Receloso del fantasma de Nobert Hill, y sabedor de que su mujer seguía enamorada de él, el marido, interceptó, leyó y guardó con sumo cuidado, todas y cada una de las cartas que el joven soldado había escrito tras la boda. Así fue como supo de la desgracia de Nobert, de las heridas de guerra que habían deformado su cara y fue testigo del sufrimiento del muchacho al darse cuenta, con el tiempo, que había perdido a su amada y a su hija. En muchas ocasiones Norbert preguntaba si las podía ir a visitar, deseaba tanto conocer a su hija y volver a verla a ella… pero al no recibir jamás una repuesta, asumió que la deformidad de su rostro era una barrera demasiado alta para el humilde amor.

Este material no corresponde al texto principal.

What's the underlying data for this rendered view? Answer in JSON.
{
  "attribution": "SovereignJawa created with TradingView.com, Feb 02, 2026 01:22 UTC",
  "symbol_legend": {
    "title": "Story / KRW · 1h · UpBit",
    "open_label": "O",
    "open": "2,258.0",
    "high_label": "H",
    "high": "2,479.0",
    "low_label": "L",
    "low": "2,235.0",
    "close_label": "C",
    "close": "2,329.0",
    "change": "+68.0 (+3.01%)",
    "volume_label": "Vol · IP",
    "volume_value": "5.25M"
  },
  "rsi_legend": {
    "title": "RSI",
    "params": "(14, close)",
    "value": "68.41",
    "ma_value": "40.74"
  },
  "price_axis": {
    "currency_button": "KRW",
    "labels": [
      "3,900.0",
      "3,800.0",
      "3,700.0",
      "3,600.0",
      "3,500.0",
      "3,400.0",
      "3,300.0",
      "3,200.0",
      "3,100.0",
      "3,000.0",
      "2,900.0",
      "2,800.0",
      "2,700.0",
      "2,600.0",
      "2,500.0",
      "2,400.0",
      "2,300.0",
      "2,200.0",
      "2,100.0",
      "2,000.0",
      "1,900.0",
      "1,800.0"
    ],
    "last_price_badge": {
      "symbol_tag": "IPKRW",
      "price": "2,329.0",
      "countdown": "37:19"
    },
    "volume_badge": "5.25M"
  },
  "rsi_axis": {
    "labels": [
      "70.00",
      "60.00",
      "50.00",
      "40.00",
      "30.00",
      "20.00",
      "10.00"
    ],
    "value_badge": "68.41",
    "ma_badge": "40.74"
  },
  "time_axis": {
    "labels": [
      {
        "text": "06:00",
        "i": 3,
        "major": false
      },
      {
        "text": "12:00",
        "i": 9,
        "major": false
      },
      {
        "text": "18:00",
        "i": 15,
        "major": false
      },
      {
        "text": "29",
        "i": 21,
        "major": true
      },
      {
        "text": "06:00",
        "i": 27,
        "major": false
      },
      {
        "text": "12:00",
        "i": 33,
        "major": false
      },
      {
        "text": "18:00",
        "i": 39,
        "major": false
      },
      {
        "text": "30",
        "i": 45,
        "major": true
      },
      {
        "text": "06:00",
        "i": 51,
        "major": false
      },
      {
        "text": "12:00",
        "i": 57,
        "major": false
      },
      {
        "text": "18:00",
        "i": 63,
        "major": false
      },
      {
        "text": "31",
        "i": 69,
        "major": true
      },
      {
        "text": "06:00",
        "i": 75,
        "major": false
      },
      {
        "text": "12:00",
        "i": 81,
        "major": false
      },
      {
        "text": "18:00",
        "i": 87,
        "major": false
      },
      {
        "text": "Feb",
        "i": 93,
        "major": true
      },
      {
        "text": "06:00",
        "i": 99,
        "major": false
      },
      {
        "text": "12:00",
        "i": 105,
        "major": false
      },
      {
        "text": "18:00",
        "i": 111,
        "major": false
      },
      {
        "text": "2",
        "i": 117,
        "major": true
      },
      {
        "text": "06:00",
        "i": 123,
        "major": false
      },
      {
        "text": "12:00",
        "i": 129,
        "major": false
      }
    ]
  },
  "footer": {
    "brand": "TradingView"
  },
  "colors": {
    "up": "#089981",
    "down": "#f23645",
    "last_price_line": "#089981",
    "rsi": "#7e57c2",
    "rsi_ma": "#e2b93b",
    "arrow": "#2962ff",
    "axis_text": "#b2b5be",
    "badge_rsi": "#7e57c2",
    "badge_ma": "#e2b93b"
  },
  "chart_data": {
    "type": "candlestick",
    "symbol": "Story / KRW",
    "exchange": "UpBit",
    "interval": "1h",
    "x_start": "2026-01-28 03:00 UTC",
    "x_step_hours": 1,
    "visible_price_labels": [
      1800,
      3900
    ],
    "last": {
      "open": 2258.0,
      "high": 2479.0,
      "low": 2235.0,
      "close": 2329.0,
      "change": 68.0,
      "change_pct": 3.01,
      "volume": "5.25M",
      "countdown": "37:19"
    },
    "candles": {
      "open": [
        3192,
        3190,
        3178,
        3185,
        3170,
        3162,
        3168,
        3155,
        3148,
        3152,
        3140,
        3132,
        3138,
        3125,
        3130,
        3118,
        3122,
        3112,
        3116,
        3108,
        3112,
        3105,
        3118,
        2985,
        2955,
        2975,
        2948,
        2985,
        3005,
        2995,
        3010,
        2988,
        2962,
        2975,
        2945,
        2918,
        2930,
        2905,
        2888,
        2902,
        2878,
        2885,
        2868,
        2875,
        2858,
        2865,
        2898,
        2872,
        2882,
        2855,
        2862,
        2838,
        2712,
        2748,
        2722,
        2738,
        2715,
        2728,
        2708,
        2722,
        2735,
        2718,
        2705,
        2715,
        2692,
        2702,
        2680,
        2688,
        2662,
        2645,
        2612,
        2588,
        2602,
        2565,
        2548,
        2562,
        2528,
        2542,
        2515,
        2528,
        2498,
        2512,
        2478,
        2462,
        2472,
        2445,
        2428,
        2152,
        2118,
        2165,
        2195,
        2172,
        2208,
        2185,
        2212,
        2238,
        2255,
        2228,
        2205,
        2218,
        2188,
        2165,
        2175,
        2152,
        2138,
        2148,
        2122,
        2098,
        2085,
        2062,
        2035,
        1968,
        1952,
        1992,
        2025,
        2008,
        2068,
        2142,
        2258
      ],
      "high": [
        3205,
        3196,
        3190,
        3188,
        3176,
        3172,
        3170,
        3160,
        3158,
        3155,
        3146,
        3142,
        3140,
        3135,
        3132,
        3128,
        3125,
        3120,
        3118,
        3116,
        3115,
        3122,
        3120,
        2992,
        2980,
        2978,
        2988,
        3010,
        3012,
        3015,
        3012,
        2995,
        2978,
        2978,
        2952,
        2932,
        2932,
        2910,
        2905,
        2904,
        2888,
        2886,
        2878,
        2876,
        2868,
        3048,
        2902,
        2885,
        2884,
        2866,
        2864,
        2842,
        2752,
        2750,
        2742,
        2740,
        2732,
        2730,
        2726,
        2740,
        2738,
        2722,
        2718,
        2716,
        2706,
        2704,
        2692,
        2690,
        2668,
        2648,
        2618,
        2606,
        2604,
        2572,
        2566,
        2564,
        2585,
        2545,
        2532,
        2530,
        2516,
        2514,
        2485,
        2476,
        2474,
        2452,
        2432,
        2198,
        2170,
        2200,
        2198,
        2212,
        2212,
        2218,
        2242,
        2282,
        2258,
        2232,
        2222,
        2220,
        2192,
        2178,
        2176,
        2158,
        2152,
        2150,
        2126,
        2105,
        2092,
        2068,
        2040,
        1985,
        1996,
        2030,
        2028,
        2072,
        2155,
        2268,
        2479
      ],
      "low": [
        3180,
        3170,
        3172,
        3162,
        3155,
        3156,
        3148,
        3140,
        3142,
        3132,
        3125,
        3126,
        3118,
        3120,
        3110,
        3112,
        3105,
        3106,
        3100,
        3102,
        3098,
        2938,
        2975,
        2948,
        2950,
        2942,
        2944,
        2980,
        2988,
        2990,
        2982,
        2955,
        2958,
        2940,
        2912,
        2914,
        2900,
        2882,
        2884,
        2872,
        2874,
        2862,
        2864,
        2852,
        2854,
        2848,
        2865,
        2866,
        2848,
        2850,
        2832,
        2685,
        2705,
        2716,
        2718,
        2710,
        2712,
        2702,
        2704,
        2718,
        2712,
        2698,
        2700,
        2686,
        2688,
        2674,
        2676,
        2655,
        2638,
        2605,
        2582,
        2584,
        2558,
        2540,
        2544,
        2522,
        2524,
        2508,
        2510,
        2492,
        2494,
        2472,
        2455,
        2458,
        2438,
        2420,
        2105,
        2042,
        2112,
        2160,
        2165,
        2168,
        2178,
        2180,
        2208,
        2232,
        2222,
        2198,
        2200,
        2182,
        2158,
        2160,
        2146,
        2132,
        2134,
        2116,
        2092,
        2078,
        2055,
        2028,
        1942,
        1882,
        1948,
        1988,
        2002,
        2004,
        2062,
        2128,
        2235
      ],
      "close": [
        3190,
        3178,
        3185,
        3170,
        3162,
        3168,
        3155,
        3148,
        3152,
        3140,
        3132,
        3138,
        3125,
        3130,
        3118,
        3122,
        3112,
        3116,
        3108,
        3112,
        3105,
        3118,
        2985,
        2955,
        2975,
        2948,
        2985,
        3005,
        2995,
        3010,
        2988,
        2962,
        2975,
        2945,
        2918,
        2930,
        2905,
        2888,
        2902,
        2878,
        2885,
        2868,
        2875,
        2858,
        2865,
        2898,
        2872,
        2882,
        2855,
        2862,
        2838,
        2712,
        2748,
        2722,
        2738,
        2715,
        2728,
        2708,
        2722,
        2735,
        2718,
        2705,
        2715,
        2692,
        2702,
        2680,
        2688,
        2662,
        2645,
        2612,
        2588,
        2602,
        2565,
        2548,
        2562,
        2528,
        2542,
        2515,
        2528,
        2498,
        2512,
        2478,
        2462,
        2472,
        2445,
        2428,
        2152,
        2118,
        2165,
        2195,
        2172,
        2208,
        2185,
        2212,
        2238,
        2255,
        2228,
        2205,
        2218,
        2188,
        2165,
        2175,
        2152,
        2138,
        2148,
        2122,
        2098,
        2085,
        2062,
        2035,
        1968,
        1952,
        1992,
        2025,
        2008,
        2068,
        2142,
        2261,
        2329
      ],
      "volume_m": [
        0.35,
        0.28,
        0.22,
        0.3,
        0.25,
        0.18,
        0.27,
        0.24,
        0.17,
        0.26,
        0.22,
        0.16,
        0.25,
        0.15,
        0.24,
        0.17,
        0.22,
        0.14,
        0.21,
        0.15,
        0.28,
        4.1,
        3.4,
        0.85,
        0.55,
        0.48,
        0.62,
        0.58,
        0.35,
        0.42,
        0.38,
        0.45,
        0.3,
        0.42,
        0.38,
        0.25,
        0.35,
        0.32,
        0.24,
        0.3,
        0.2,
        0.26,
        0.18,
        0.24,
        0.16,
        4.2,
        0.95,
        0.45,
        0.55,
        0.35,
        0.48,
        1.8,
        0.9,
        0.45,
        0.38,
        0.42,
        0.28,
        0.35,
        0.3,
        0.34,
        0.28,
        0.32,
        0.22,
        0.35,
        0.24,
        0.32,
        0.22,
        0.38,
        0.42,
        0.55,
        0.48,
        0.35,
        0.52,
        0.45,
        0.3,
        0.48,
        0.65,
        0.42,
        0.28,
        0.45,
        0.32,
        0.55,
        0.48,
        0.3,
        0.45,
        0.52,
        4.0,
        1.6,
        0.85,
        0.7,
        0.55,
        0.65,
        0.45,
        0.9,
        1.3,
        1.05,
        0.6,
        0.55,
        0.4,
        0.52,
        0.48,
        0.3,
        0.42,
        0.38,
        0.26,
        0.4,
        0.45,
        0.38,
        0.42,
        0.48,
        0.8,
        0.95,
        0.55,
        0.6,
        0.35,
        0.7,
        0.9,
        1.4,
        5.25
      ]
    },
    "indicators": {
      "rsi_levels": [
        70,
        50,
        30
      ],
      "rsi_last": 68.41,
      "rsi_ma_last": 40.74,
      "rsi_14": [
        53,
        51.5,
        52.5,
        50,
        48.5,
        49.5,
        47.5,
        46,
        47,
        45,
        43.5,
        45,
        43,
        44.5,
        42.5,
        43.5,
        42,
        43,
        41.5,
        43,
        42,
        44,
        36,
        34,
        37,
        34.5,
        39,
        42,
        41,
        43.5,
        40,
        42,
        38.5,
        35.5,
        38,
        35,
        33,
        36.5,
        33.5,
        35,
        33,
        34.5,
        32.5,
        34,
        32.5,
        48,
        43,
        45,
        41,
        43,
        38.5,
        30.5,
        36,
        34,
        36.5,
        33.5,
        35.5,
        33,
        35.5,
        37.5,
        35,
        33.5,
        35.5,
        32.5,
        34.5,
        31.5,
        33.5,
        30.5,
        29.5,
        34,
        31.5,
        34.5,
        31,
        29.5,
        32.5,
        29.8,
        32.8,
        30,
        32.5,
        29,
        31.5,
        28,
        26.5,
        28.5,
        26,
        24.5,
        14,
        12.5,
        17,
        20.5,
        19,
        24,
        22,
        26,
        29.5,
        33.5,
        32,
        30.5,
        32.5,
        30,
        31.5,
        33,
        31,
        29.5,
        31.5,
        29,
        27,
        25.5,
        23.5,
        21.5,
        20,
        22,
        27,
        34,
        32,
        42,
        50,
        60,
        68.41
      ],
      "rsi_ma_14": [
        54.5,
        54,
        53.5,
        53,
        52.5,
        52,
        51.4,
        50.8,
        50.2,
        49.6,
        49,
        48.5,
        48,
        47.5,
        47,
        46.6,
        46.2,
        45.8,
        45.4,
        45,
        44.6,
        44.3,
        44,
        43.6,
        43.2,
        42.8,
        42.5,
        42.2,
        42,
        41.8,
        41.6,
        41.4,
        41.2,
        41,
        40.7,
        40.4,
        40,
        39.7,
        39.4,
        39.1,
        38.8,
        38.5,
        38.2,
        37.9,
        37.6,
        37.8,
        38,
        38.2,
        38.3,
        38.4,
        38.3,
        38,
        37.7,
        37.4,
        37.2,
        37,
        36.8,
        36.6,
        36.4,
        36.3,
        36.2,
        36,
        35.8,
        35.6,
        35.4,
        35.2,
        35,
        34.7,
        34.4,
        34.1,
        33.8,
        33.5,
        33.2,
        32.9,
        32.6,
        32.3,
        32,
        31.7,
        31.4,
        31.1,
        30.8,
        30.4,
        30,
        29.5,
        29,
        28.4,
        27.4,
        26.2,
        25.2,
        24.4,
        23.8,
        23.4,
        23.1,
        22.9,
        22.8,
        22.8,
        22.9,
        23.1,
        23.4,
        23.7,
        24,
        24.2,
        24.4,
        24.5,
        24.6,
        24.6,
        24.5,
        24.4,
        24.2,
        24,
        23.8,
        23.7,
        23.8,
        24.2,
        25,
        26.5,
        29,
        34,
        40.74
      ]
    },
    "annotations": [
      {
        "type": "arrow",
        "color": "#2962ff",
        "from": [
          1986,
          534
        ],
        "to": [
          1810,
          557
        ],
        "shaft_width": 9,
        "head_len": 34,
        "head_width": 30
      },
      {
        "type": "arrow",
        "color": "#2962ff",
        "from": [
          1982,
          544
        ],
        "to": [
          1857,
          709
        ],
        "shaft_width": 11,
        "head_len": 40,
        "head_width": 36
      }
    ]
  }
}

A sus casi 70 años y sintiendo su muerte cerca, Norbert reunió fuerzas aquella mañana para dirigirse a la casa dónde sabía que vivía la única mujer a la que había amado, madre de su única hija. Dudó unos minutos antes de llamar al timbre, pero finalmente lo hizo. Le abrió la puerta un hombre de aspecto cansado y débil. Cruzaron sus miradas durante unos segundos y ya todo estaba dicho. De pronto, el hombre débil se llevó la mano al pecho, abrió los ojos en expresión de sorpresa, para enseguida cerrarlos apretadamente en un gesto de dolor insoportable. Después de eso, cayó desplomado sin vida a los pies de Norbert. Este, desconcertado y espantado dio un paso atrás. A su alrededor solamente silencio. Temblando, buscó una pequeña cartera que llevaba en el bolsillo trasero del pantalón y sacó de dentro una fotografía arrugada y vieja. La dejó en el suelo, al lado del cuerpo sin vida del marido y se alejó corriendo por entre los matorrales que bordeaban el camino, cubriendo su rostro con un gorro. En la fotografía se podía ver a una pareja de jóvenes sonrientes y abrazados: una muchacha embarazada y un apuesto soldado.